For each of the patients in the three groups, researchers looked at how well their lungs worked, what was happening inside their lungs, the number of days missed from school or work, and any symptoms and attacks that got worse over a nine month period.
They found that there is no measurable difference in how the three methods affected these outcomes.
Participants lost few days from work and school during the study, but the chance of missing school and work was twice as high among those given the second treatment compared to the third.
Difficulties breathing more often than normal, as well as having multiple asthma attacks, did not differ among the treatment groups.
The proportion of treatments that didn't work and led to more serious asthma conditions also did not differ among the treatments.
And overall, the treatments didn't work about 5 percent of the time.
However, the treatment that involves changing the medication dosage failed more than 10 percent of the time during autumn and winter months.
The authors said this was because of multiple reasons, including fall allergies, increases in mold and indoor pollution, and exposure to viruses.
Since the treatment isn't as effective with the change in seasons, the researchers say there's a need for "'temporal personalization,' or customized treatment that until now has not been possible.'"
"The discovery that these two courses of treatment do not differ significantly could eventually change the way doctors and patients manage asthma, providing an option that is easier to follow and possibly less expensive," Dr.
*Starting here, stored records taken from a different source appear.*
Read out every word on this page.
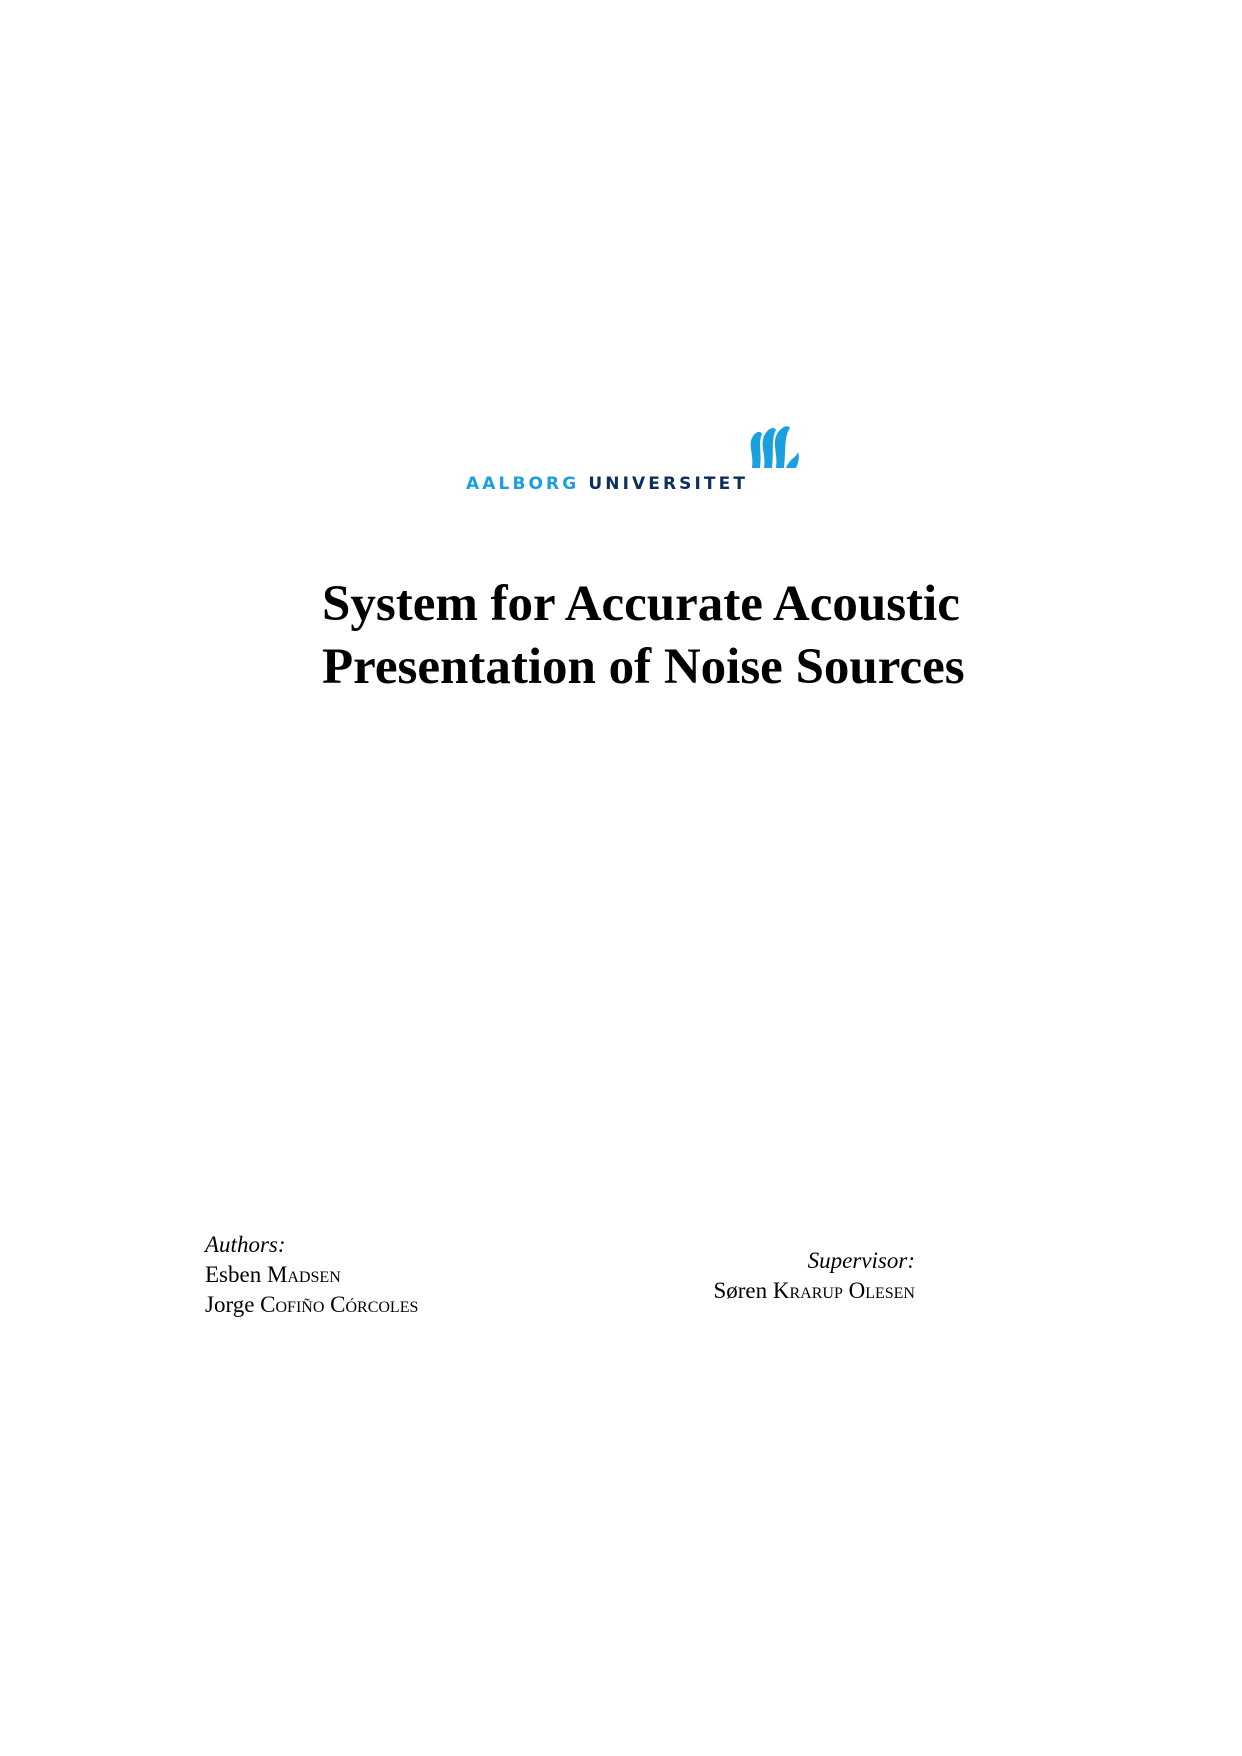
AALBORG UNIVERSITET
System for Accurate Acoustic
Presentation of Noise Sources
Authors:
Esben Madsen
Jorge Cofiño Córcoles
Supervisor:
Søren Krarup Olesen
Calhoun said.
"Our findings build on a considerable foundation of research in the field and come at a time when asthma cases are rising at an alarming rate – especially in lower-income communities."
They also found that good asthma control could happen using half the dose of inhaled steroids when using the third method.
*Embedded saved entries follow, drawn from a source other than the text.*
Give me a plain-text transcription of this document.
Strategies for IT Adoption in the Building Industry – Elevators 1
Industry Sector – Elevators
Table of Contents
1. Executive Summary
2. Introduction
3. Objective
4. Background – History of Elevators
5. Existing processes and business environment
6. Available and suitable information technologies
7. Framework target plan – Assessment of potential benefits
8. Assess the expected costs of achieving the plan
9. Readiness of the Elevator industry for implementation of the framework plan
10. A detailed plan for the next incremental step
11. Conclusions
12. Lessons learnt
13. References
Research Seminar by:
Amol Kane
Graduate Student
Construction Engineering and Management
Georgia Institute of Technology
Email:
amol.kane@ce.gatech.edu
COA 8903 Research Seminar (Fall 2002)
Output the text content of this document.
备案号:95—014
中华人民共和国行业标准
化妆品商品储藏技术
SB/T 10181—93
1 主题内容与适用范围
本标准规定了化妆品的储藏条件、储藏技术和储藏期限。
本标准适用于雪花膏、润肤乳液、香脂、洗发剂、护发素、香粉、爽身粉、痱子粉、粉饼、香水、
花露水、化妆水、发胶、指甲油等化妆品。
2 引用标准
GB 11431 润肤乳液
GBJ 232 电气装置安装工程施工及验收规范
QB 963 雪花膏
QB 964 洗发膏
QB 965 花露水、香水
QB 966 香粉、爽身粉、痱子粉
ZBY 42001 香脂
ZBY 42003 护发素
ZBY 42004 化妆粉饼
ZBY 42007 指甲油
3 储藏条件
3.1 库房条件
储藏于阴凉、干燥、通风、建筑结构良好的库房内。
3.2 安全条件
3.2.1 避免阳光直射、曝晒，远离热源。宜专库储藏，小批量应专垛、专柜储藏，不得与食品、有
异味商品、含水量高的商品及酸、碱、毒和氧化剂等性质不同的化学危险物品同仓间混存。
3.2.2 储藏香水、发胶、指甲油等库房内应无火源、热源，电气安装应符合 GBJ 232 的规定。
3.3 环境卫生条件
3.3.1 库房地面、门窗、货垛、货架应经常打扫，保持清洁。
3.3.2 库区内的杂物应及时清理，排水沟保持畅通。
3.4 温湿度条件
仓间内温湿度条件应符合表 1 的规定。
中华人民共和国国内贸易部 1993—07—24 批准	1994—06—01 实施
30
The symptoms-based treatment may also lessen the possible side effects that come with long-term inhaler usage, the authors said. This includes cataract development, vocal cord weakness, mouth and throat irritation, and oral yeast infections.
"Symptom-based adjustment strategies are appealing because they are simple to use and empower patients," the authors said in their report.
"Whether these features might improve adherence to therapy was not testable in this closely monitored trial."
The authors note several limitations with their study, including having a small sample size and that testing patients in a controlled setting may not be as similar to real-life practice.
Funding for the study came from the support of the Institute for Translational Sciences at UTMB and awards and grants from the National Institutes of Health and National Heart, Lung, and Blood Institute. Teva Pharmaceuticals provided the study drugs and placebo.
Several of the authors received funding and served on a number of committees that may be a conflict of interest in the study, including the National Heart, Lung and Blood Institute.
The study was published Sept. 12 in the Journal of the American Medical Association.